San Valentín lírico y gastronómico

 

Los estudiantes del ciclo de cocina y hostelería de lIES Juan de Lanuza comienzan el año con poesía, dulces y amor

Elisa Navarro, Carolina Ferrer y Lucía Santas

En el IES Juan de Lanuza, hemos comenzado el año con poesía, dulces y amor. Para el día de San Valentín, los alumnos del Ciclo de Cocina y Hostelería de nuestro Instituto, capitaneados por el profesor Pedro Antolín, prepararán unos elaborados pasteles, que, adornados con haikus, escritos por los propios alumnos, le pondrán la guinda sabrosa y literaria a esta fiesta tan tradicional.

Puesto que bajo la superficie glaseada de cada corazón hay un dulce mensaje escondido entre capas de crema y nata, cada pastelito, bautizado como pastelhaikus, irá acompañado de un haiku, breve composición poética de origen japonés, una tipo de poesía elegante que camina por la naturaleza y por el tiempo. Su estética y sus dulces ingredientes transmiten el perfume de la alegría, el sabor de la perfección, el tacto del amor y el colorido de la vida.

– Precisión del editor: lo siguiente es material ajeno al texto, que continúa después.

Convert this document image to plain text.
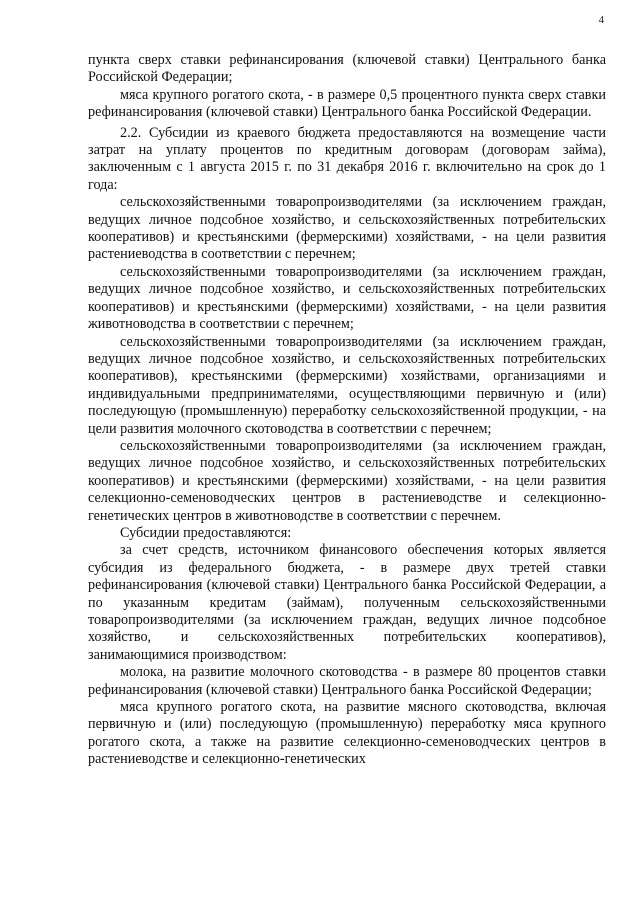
4

пункта сверх ставки рефинансирования (ключевой ставки) Центрального банка Российской Федерации;

мяса крупного рогатого скота, - в размере 0,5 процентного пункта сверх ставки рефинансирования (ключевой ставки) Центрального банка Российской Федерации.

2.2. Субсидии из краевого бюджета предоставляются на возмещение части затрат на уплату процентов по кредитным договорам (договорам займа), заключенным с 1 августа 2015 г. по 31 декабря 2016 г. включительно на срок до 1 года:

сельскохозяйственными товаропроизводителями (за исключением граждан, ведущих личное подсобное хозяйство, и сельскохозяйственных потребительских кооперативов) и крестьянскими (фермерскими) хозяйствами, - на цели развития растениеводства в соответствии с перечнем;

сельскохозяйственными товаропроизводителями (за исключением граждан, ведущих личное подсобное хозяйство, и сельскохозяйственных потребительских кооперативов) и крестьянскими (фермерскими) хозяйствами, - на цели развития животноводства в соответствии с перечнем;

сельскохозяйственными товаропроизводителями (за исключением граждан, ведущих личное подсобное хозяйство, и сельскохозяйственных потребительских кооперативов), крестьянскими (фермерскими) хозяйствами, организациями и индивидуальными предпринимателями, осуществляющими первичную и (или) последующую (промышленную) переработку сельскохозяйственной продукции, - на цели развития молочного скотоводства в соответствии с перечнем;

сельскохозяйственными товаропроизводителями (за исключением граждан, ведущих личное подсобное хозяйство, и сельскохозяйственных потребительских кооперативов) и крестьянскими (фермерскими) хозяйствами, - на цели развития селекционно-семеноводческих центров в растениеводстве и селекционно-генетических центров в животноводстве в соответствии с перечнем.

Субсидии предоставляются:

за счет средств, источником финансового обеспечения которых является субсидия из федерального бюджета, - в размере двух третей ставки рефинансирования (ключевой ставки) Центрального банка Российской Федерации, а по указанным кредитам (займам), полученным сельскохозяйственными товаропроизводителями (за исключением граждан, ведущих личное подсобное хозяйство, и сельскохозяйственных потребительских кооперативов), занимающимися производством:

молока, на развитие молочного скотоводства - в размере 80 процентов ставки рефинансирования (ключевой ставки) Центрального банка Российской Федерации;

мяса крупного рогатого скота, на развитие мясного скотоводства, включая первичную и (или) последующую (промышленную) переработку мяса крупного рогатого скота, а также на развитие селекционно-семеноводческих центров в растениеводстве и селекционно-генетических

Los haikus, que nos van a deleitar tanto como los pastelhaikus, han sido escritos por los propios alumnos. En ellos han expresado los sentimientos y las reflexiones más profundas, han intentado ser capaces de conmover lo más íntimo y recóndito de sí mismos y, por qué no, llegar a desplazar incluso todas las fronteras, tanto las reales como las imaginarias. Todos los alumnos hemos escrito estos haikus y nos hemos sentido los mejores poetas. Además, Carolina y yo, como reporteras de este singular evento, hemos tenido la suerte de disfrutar con antelación de estos dulces que se hicieron de prueba para la fecha señalada y de hacer una excursión hasta nuestra Biblioteca, para poder admirar las composiciones artísticas de un concurso de poemas de amor propuesto desde el Departamento de Lengua y Literatura, en el que la originalidad, el calor y la imaginación salieron a la luz.

Rimas innovadoras

Allí nos encontramos con poemas escritos en formatos tradicionales, así como otros de aspecto totalmente novedoso: un panal que contenía inscrito un poema, una bola del mundo en el que cada continente lucía un verso representativo del mismo, un frasco de colonia que destilaba versos en su recipiente, un cuchillo que llevaba impreso un verso que asociaba el amor con el dolor, un cubo de Rubik, una ruleta poética, viejos pergaminos de poemas que nunca mueren, cartas de amor sin destinatario, una cinta de música rota, cansada de cantar siempre la misma canción, un disco con versos manuscritos, una ventana cuya corriente de aire era pura poesía, un viejo reloj en cuya esfera alguien escribió unos versos que nos recuerdan que somos algo más que tiempo, el autorretrato poético de Irina, regalos quién sabe para quién, pétalos y flores de papel llenos de versos, paisajes sentimentales, hasta un melón que llevaba inscrito en su dura corteza toda una declaración de amor.

Después de valorar todo el abanico de ideas, os damos a conocer el fallo del jurado, que ha premiado los siguientes poemas de amor: Centro de Flores, de Elena Vela (2° C), Ventana, de María Celiméndiz y Beatriz Falcón (4° A) y Ruleta, de Jonathan Lázaro (2° de Bachillerato B).